Adding work item ids to Team Foundation Server Board

3 minute read

 

[Update: this feature has now been included in my Web Access Extension Task Board Enhancer]

TL;DR add this url TFS-View Work Item IDs on Cards to your browser bookmarks(you rename if you want it), to allow you to view work item ids in TFS boards cards (works better if added to the bookmark/favorites bar)

Team Foundation board has been introduced in TFS 2012 and it’s a pretty effective way to visualize your team’s work and the state of a sprint, not only it’s useful during day to day use, but it’s also pretty useful during your daily sprint meeting (for example you can see this Adam Cogan video (short version) (long version)where he interviewed the team responsible for TFS’s agile tooling at Microsoft and how they are dogfooding it).

Besides the task board that is included in Team Foundation Server 2012, the team recently added to Team Foundation Service a Kanban Board.

If you want to see what’s the Kanban board it’s all about, you can see this short video in Brian Keller blog where he interviewed Gregg Boer about it.

But I don’t want to spend time talking about the board, in this post I’m assuming you already know the benefits of using the board and are already using it.Smile

People are typically happy the board works, but from what I’ve gathered there are two feature that everyone seems to request.

  • The ability to see tasks that are orphaned, in other words tasks that do not have a requirement/user story as a parent.
  • Ability to color the cards based on work item conditions

Apart from those features (they seem pretty recurrent with almost everyone I talk to) people also seem to like to have in the card itself the work item number on the card.

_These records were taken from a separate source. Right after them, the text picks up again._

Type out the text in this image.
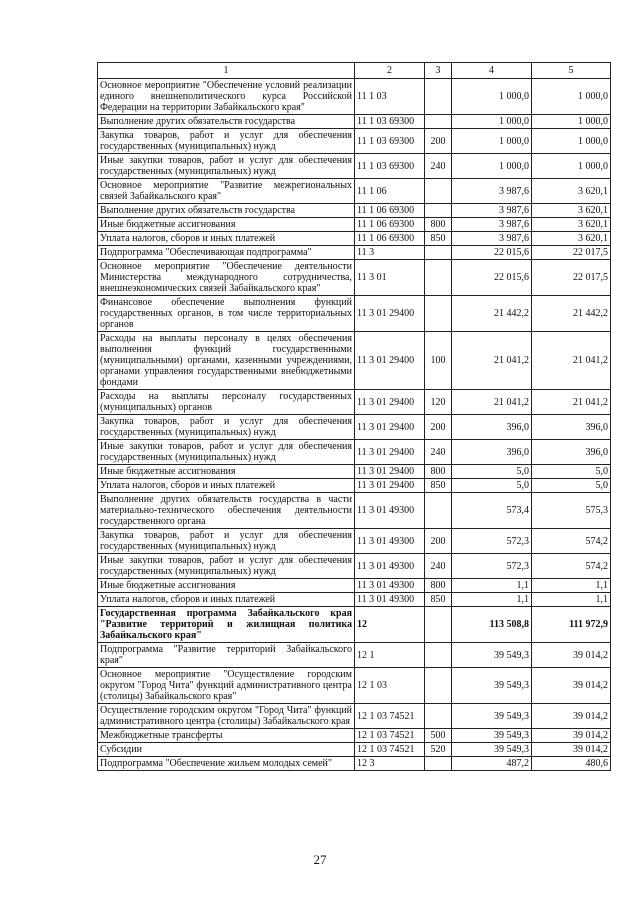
1	2	3	4	5
Основное мероприятие "Обеспечение условий реализации единого внешнеполитического курса Российской Федерации на территории Забайкальского края"	11 1 03		1 000,0	1 000,0
Выполнение других обязательств государства	11 1 03 69300		1 000,0	1 000,0
Закупка товаров, работ и услуг для обеспечения государственных (муниципальных) нужд	11 1 03 69300	200	1 000,0	1 000,0
Иные закупки товаров, работ и услуг для обеспечения государственных (муниципальных) нужд	11 1 03 69300	240	1 000,0	1 000,0
Основное мероприятие "Развитие межрегиональных связей Забайкальского края"	11 1 06		3 987,6	3 620,1
Выполнение других обязательств государства	11 1 06 69300		3 987,6	3 620,1
Иные бюджетные ассигнования	11 1 06 69300	800	3 987,6	3 620,1
Уплата налогов, сборов и иных платежей	11 1 06 69300	850	3 987,6	3 620,1
Подпрограмма "Обеспечивающая подпрограмма"	11 3		22 015,6	22 017,5
Основное мероприятие "Обеспечение деятельности Министерства международного сотрудничества, внешнеэкономических связей Забайкальского края"	11 3 01		22 015,6	22 017,5
Финансовое обеспечение выполнения функций государственных органов, в том числе территориальных органов	11 3 01 29400		21 442,2	21 442,2
Расходы на выплаты персоналу в целях обеспечения выполнения функций государственными (муниципальными) органами, казенными учреждениями, органами управления государственными внебюджетными фондами	11 3 01 29400	100	21 041,2	21 041,2
Расходы на выплаты персоналу государственных (муниципальных) органов	11 3 01 29400	120	21 041,2	21 041,2
Закупка товаров, работ и услуг для обеспечения государственных (муниципальных) нужд	11 3 01 29400	200	396,0	396,0
Иные закупки товаров, работ и услуг для обеспечения государственных (муниципальных) нужд	11 3 01 29400	240	396,0	396,0
Иные бюджетные ассигнования	11 3 01 29400	800	5,0	5,0
Уплата налогов, сборов и иных платежей	11 3 01 29400	850	5,0	5,0
Выполнение других обязательств государства в части материально-технического обеспечения деятельности государственного органа	11 3 01 49300		573,4	575,3
Закупка товаров, работ и услуг для обеспечения государственных (муниципальных) нужд	11 3 01 49300	200	572,3	574,2
Иные закупки товаров, работ и услуг для обеспечения государственных (муниципальных) нужд	11 3 01 49300	240	572,3	574,2
Иные бюджетные ассигнования	11 3 01 49300	800	1,1	1,1
Уплата налогов, сборов и иных платежей	11 3 01 49300	850	1,1	1,1
Государственная программа Забайкальского края "Развитие территорий и жилищная политика Забайкальского края"	12		113 508,8	111 972,9
Подпрограмма "Развитие территорий Забайкальского края"	12 1		39 549,3	39 014,2
Основное мероприятие "Осуществление городским округом "Город Чита" функций административного центра (столицы) Забайкальского края"	12 1 03		39 549,3	39 014,2
Осуществление городским округом "Город Чита" функций административного центра (столицы) Забайкальского края	12 1 03 74521		39 549,3	39 014,2
Межбюджетные трансферты	12 1 03 74521	500	39 549,3	39 014,2
Субсидии	12 1 03 74521	520	39 549,3	39 014,2
Подпрограмма "Обеспечение жильем молодых семей"	12 3		487,2	480,6
27
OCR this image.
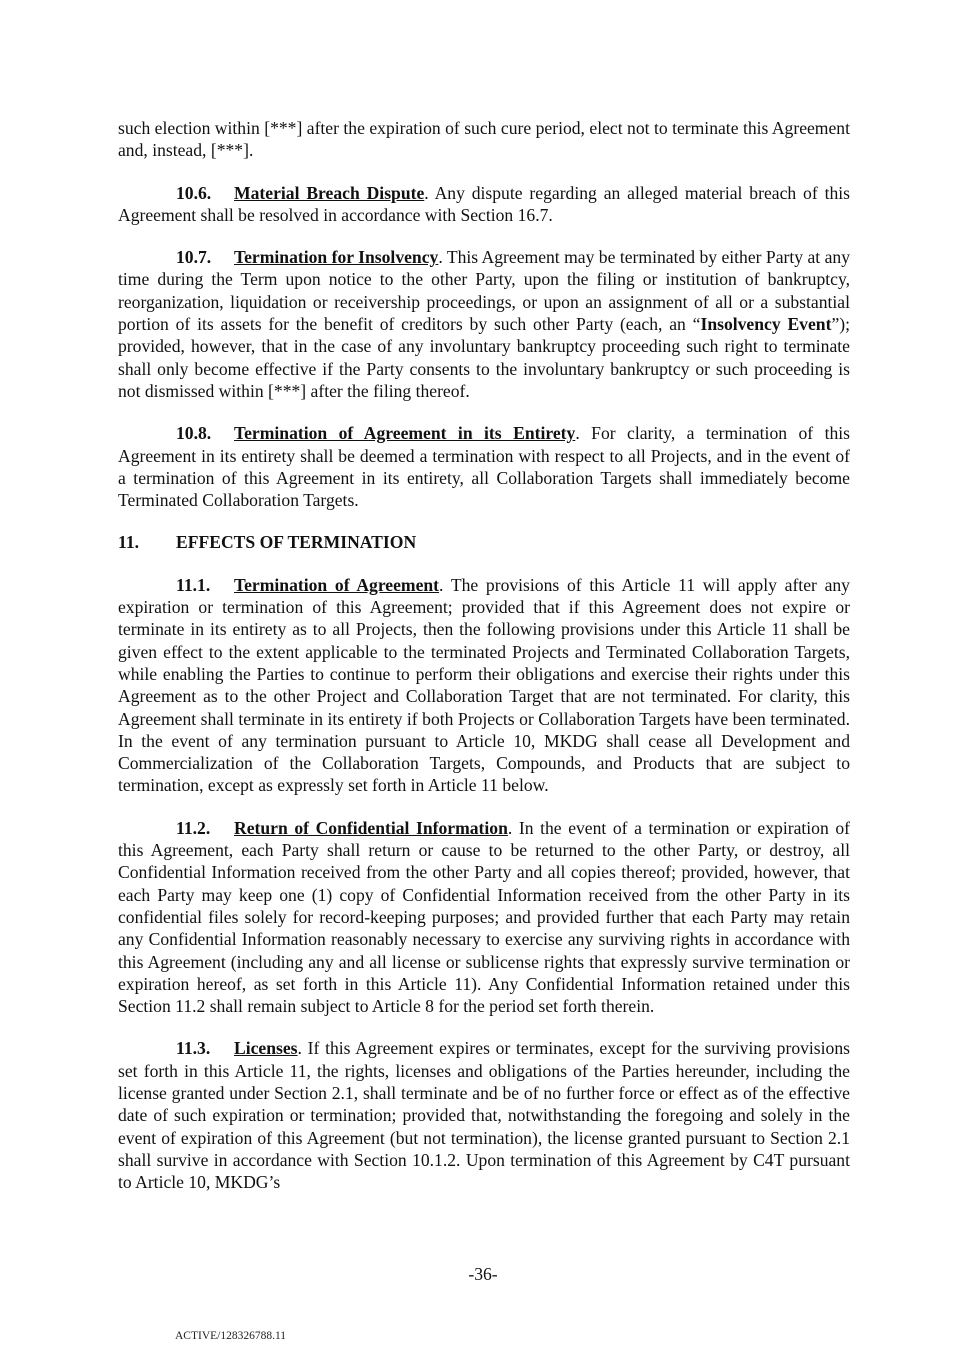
such election within [***] after the expiration of such cure period, elect not to terminate this Agreement and, instead, [***].

10.6. Material Breach Dispute. Any dispute regarding an alleged material breach of this Agreement shall be resolved in accordance with Section 16.7.

10.7. Termination for Insolvency. This Agreement may be terminated by either Party at any time during the Term upon notice to the other Party, upon the filing or institution of bankruptcy, reorganization, liquidation or receivership proceedings, or upon an assignment of all or a substantial portion of its assets for the benefit of creditors by such other Party (each, an “Insolvency Event”); provided, however, that in the case of any involuntary bankruptcy proceeding such right to terminate shall only become effective if the Party consents to the involuntary bankruptcy or such proceeding is not dismissed within [***] after the filing thereof.

10.8. Termination of Agreement in its Entirety. For clarity, a termination of this Agreement in its entirety shall be deemed a termination with respect to all Projects, and in the event of a termination of this Agreement in its entirety, all Collaboration Targets shall immediately become Terminated Collaboration Targets.

11. EFFECTS OF TERMINATION

11.1. Termination of Agreement. The provisions of this Article 11 will apply after any expiration or termination of this Agreement; provided that if this Agreement does not expire or terminate in its entirety as to all Projects, then the following provisions under this Article 11 shall be given effect to the extent applicable to the terminated Projects and Terminated Collaboration Targets, while enabling the Parties to continue to perform their obligations and exercise their rights under this Agreement as to the other Project and Collaboration Target that are not terminated. For clarity, this Agreement shall terminate in its entirety if both Projects or Collaboration Targets have been terminated. In the event of any termination pursuant to Article 10, MKDG shall cease all Development and Commercialization of the Collaboration Targets, Compounds, and Products that are subject to termination, except as expressly set forth in Article 11 below.

11.2. Return of Confidential Information. In the event of a termination or expiration of this Agreement, each Party shall return or cause to be returned to the other Party, or destroy, all Confidential Information received from the other Party and all copies thereof; provided, however, that each Party may keep one (1) copy of Confidential Information received from the other Party in its confidential files solely for record-keeping purposes; and provided further that each Party may retain any Confidential Information reasonably necessary to exercise any surviving rights in accordance with this Agreement (including any and all license or sublicense rights that expressly survive termination or expiration hereof, as set forth in this Article 11). Any Confidential Information retained under this Section 11.2 shall remain subject to Article 8 for the period set forth therein.

11.3. Licenses. If this Agreement expires or terminates, except for the surviving provisions set forth in this Article 11, the rights, licenses and obligations of the Parties hereunder, including the license granted under Section 2.1, shall terminate and be of no further force or effect as of the effective date of such expiration or termination; provided that, notwithstanding the foregoing and solely in the event of expiration of this Agreement (but not termination), the license granted pursuant to Section 2.1 shall survive in accordance with Section 10.1.2. Upon termination of this Agreement by C4T pursuant to Article 10, MKDG’s

-36-
ACTIVE/128326788.11
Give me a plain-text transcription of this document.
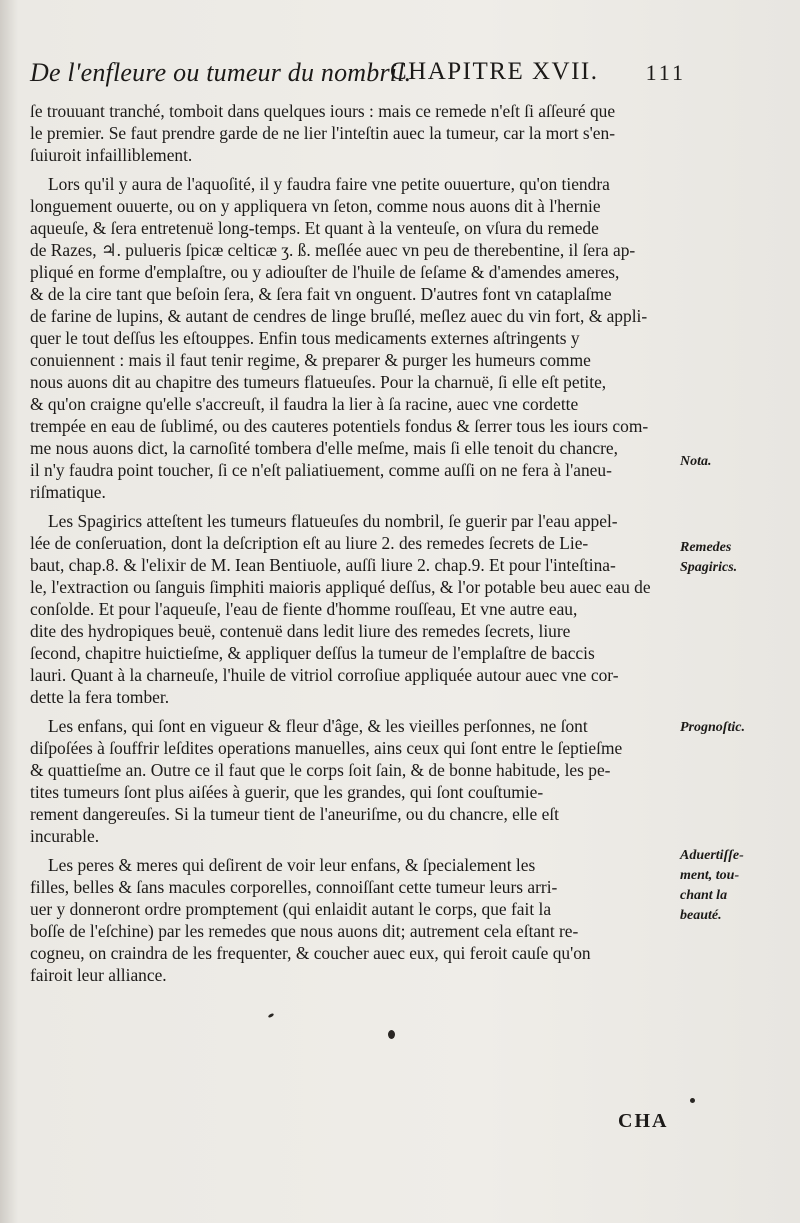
De l'enfleure ou tumeur du nombril.
CHAPITRE XVII. 111
ſe trouuant tranché, tomboit dans quelques iours : mais ce remede n'eſt ſi aſſeuré que
le premier. Se faut prendre garde de ne lier l'inteſtin auec la tumeur, car la mort s'en-
ſuiuroit infailliblement.
Lors qu'il y aura de l'aquoſité, il y faudra faire vne petite ouuerture, qu'on tiendra
longuement ouuerte, ou on y appliquera vn ſeton, comme nous auons dit à l'hernie
aqueuſe, & ſera entretenuë long-temps. Et quant à la venteuſe, on vſura du remede
de Razes, ♃. pulueris ſpicæ celticæ ʒ. ß. meſlée auec vn peu de therebentine, il ſera ap-
pliqué en forme d'emplaſtre, ou y adiouſter de l'huile de ſeſame & d'amendes ameres,
& de la cire tant que beſoin ſera, & ſera fait vn onguent. D'autres font vn cataplaſme
de farine de lupins, & autant de cendres de linge bruſlé, meſlez auec du vin fort, & appli-
quer le tout deſſus les eſtouppes. Enfin tous medicaments externes aſtringents y
conuiennent : mais il faut tenir regime, & preparer & purger les humeurs comme
nous auons dit au chapitre des tumeurs flatueuſes. Pour la charnuë, ſi elle eſt petite,
& qu'on craigne qu'elle s'accreuſt, il faudra la lier à ſa racine, auec vne cordette
trempée en eau de ſublimé, ou des cauteres potentiels fondus & ſerrer tous les iours com-
me nous auons dict, la carnoſité tombera d'elle meſme, mais ſi elle tenoit du chancre,
il n'y faudra point toucher, ſi ce n'eſt paliatiuement, comme auſſi on ne fera à l'aneu-
riſmatique.
Les Spagirics atteſtent les tumeurs flatueuſes du nombril, ſe guerir par l'eau appel-
lée de conſeruation, dont la deſcription eſt au liure 2. des remedes ſecrets de Lie-
baut, chap.8. & l'elixir de M. Iean Bentiuole, auſſi liure 2. chap.9. Et pour l'inteſtina-
le, l'extraction ou ſanguis ſimphiti maioris appliqué deſſus, & l'or potable beu auec eau de
conſolde. Et pour l'aqueuſe, l'eau de fiente d'homme rouſſeau, Et vne autre eau,
dite des hydropiques beuë, contenuë dans ledit liure des remedes ſecrets, liure
ſecond, chapitre huictieſme, & appliquer deſſus la tumeur de l'emplaſtre de baccis
lauri. Quant à la charneuſe, l'huile de vitriol corroſiue appliquée autour auec vne cor-
dette la fera tomber.
Les enfans, qui ſont en vigueur & fleur d'âge, & les vieilles perſonnes, ne ſont
diſpoſées à ſouffrir leſdites operations manuelles, ains ceux qui ſont entre le ſeptieſme
& quattieſme an. Outre ce il faut que le corps ſoit ſain, & de bonne habitude, les pe-
tites tumeurs ſont plus aiſées à guerir, que les grandes, qui ſont couſtumie-
rement dangereuſes. Si la tumeur tient de l'aneuriſme, ou du chancre, elle eſt
incurable.
Les peres & meres qui deſirent de voir leur enfans, & ſpecialement les
filles, belles & ſans macules corporelles, connoiſſant cette tumeur leurs arri-
uer y donneront ordre promptement (qui enlaidit autant le corps, que fait la
boſſe de l'eſchine) par les remedes que nous auons dit; autrement cela eſtant re-
cogneu, on craindra de les frequenter, & coucher auec eux, qui feroit cauſe qu'on
fairoit leur alliance.
Nota.
Remedes
Spagirics.
Prognoſtic.
Aduertiſſe-
ment, tou-
chant la
beauté.
CHA
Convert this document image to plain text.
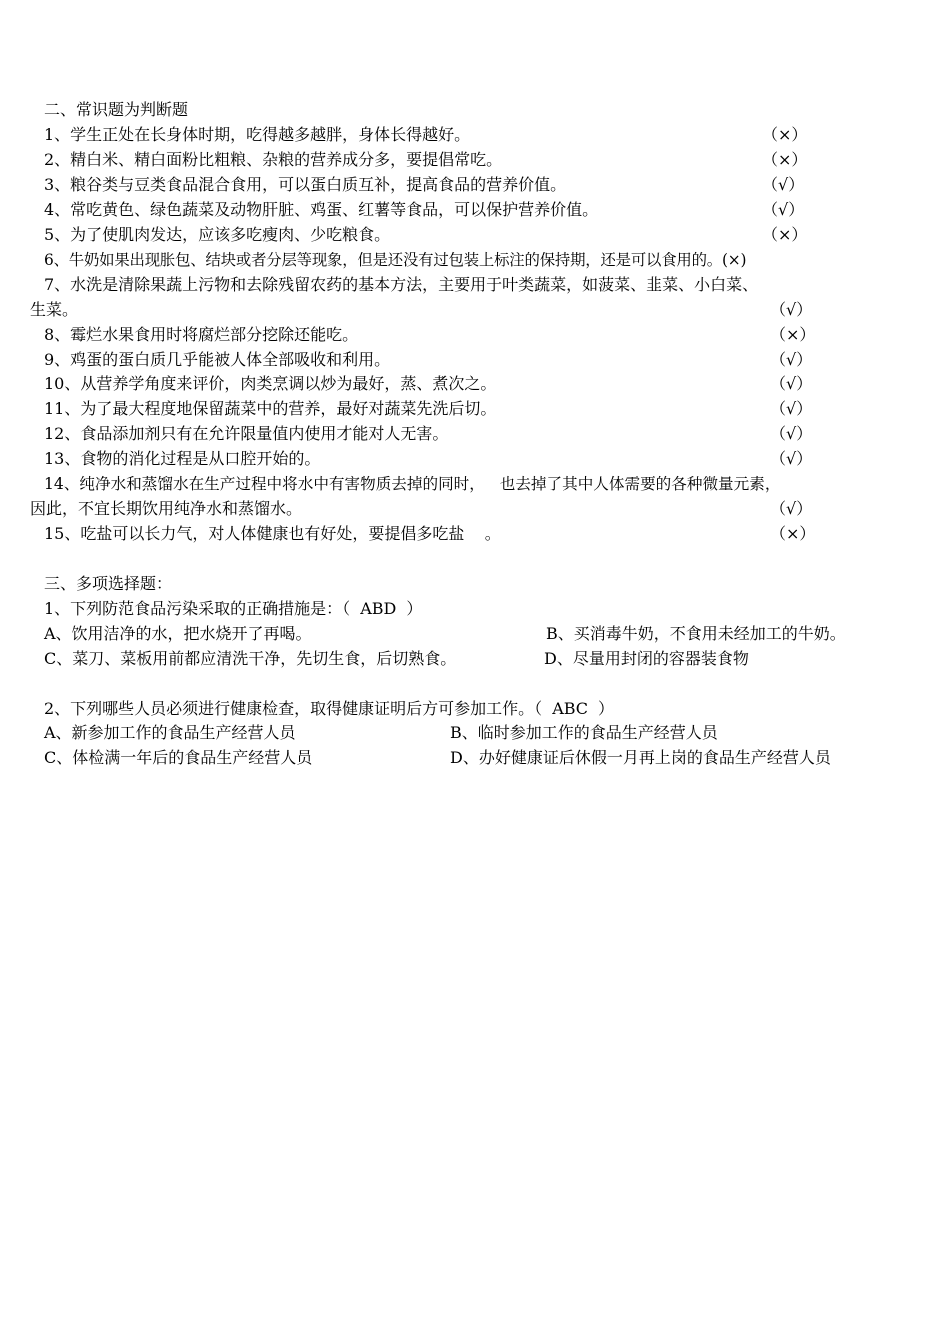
二、常识题为判断题
1、学生正处在长身体时期，吃得越多越胖，身体长得越好。	（×）
2、精白米、精白面粉比粗粮、杂粮的营养成分多，要提倡常吃。	（×）
3、粮谷类与豆类食品混合食用，可以蛋白质互补，提高食品的营养价值。	（√）
4、常吃黄色、绿色蔬菜及动物肝脏、鸡蛋、红薯等食品，可以保护营养价值。	（√）
5、为了使肌肉发达，应该多吃瘦肉、少吃粮食。	（×）
6、牛奶如果出现胀包、结块或者分层等现象，但是还没有过包装上标注的保持期，还是可以食用的。(×)
7、水洗是清除果蔬上污物和去除残留农药的基本方法，主要用于叶类蔬菜，如菠菜、韭菜、小白菜、
生菜。	（√）
8、霉烂水果食用时将腐烂部分挖除还能吃。	（×）
9、鸡蛋的蛋白质几乎能被人体全部吸收和利用。	（√）
10、从营养学角度来评价，肉类烹调以炒为最好，蒸、煮次之。	（√）
11、为了最大程度地保留蔬菜中的营养，最好对蔬菜先洗后切。	（√）
12、食品添加剂只有在允许限量值内使用才能对人无害。	（√）
13、食物的消化过程是从口腔开始的。	（√）
14、纯净水和蒸馏水在生产过程中将水中有害物质去掉的同时，   也去掉了其中人体需要的各种微量元素，
因此，不宜长期饮用纯净水和蒸馏水。	（√）
15、吃盐可以长力气，对人体健康也有好处，要提倡多吃盐    。	（×）
三、多项选择题：
1、下列防范食品污染采取的正确措施是：（ ABD ）
A、饮用洁净的水，把水烧开了再喝。	B、买消毒牛奶，不食用未经加工的牛奶。
C、菜刀、菜板用前都应清洗干净，先切生食，后切熟食。	D、尽量用封闭的容器装食物
2、下列哪些人员必须进行健康检查，取得健康证明后方可参加工作。（ ABC ）
A、新参加工作的食品生产经营人员	B、临时参加工作的食品生产经营人员
C、体检满一年后的食品生产经营人员	D、办好健康证后休假一月再上岗的食品生产经营人员
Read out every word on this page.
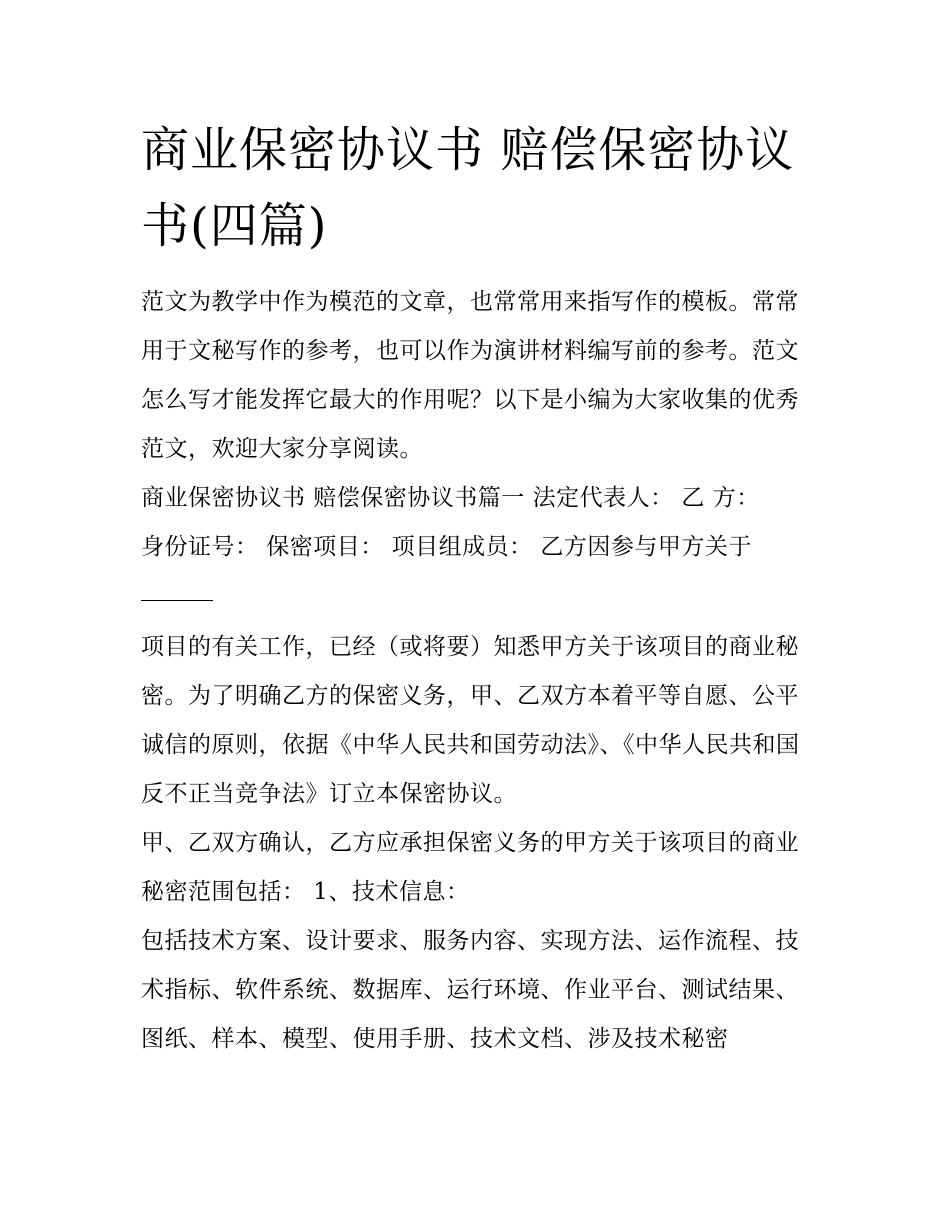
商业保密协议书 赔偿保密协议书(四篇)

范文为教学中作为模范的文章，也常常用来指写作的模板。常常用于文秘写作的参考，也可以作为演讲材料编写前的参考。范文怎么写才能发挥它最大的作用呢？以下是小编为大家收集的优秀范文，欢迎大家分享阅读。

商业保密协议书 赔偿保密协议书篇一 法定代表人： 乙 方：

身份证号： 保密项目： 项目组成员： 乙方因参与甲方关于

项目的有关工作，已经（或将要）知悉甲方关于该项目的商业秘密。为了明确乙方的保密义务，甲、乙双方本着平等自愿、公平诚信的原则，依据《中华人民共和国劳动法》、《中华人民共和国反不正当竞争法》订立本保密协议。

甲、乙双方确认，乙方应承担保密义务的甲方关于该项目的商业秘密范围包括： 1、技术信息：

包括技术方案、设计要求、服务内容、实现方法、运作流程、技术指标、软件系统、数据库、运行环境、作业平台、测试结果、图纸、样本、模型、使用手册、技术文档、涉及技术秘密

Currently the card contains three things the work item title, the remaining work and the assigned to.

So if you want to see  the work item number for a given card, you have to click on it, where you will be able to see the number on the work item editor.

TFS 2012 also introduced a new extensibility model for Web Access, but so far is not yet documented. So this seems like a good opportunity to kill, enhance the board functionality and study the extensibility model.

While I have been able to successfully create an extension to add work item ids to the cards. The implementation has too many shortcomings for me to publish it. While it works when the cards are first drawn it fails when one of the following situation occurs (by failing I mean the work item id is not visible).

  • A work item detail is visualized (by clicking on in)
  • the remaining work/assigned to is changed inline
  • a task is dragged
  • a new task is added to the requirement/user story

This happens either to my inability to find a (clean) way to react to these events  so I can (re) add the work item id  to the card or a limitation of the board current implementation which doesn’t has such mechanisms.

Either way, I really want to see the IDs on the cards, so I’ve devised a semi manual method that allows me to see on the cards the work item ids without incurring the latency of having to open the work item editor.

I’ve created a bookmarklet. It still needs to be manually triggered, but it’s frictionless and sufficiently unintrusive to be used.

So if you want to see the work item ids on the board (both the scrum board and the kanban board) you just have to active the bookmark when the board is visible. I’ve added it to the Bookmarks Bar/Favorites Bar (or whatever your browser calls it) and click on it, and all the ids will be visible.

The bookmarklet is idempotent, so you can invoke it as many times as you want, and the ids will only be added to the cards that do not already have it.

Here is the link TFS-View Work Item IDs on Cards bookmark it or add it to the bar (in most browsers you only need to drag it to the bar).

This has been tested in both Internet Explorer and Chrome. I’ve also tested this on Team Foundation Server 2012 (on premises) and Team Foundation Service

Calling this on any page other than the board pages has no effect.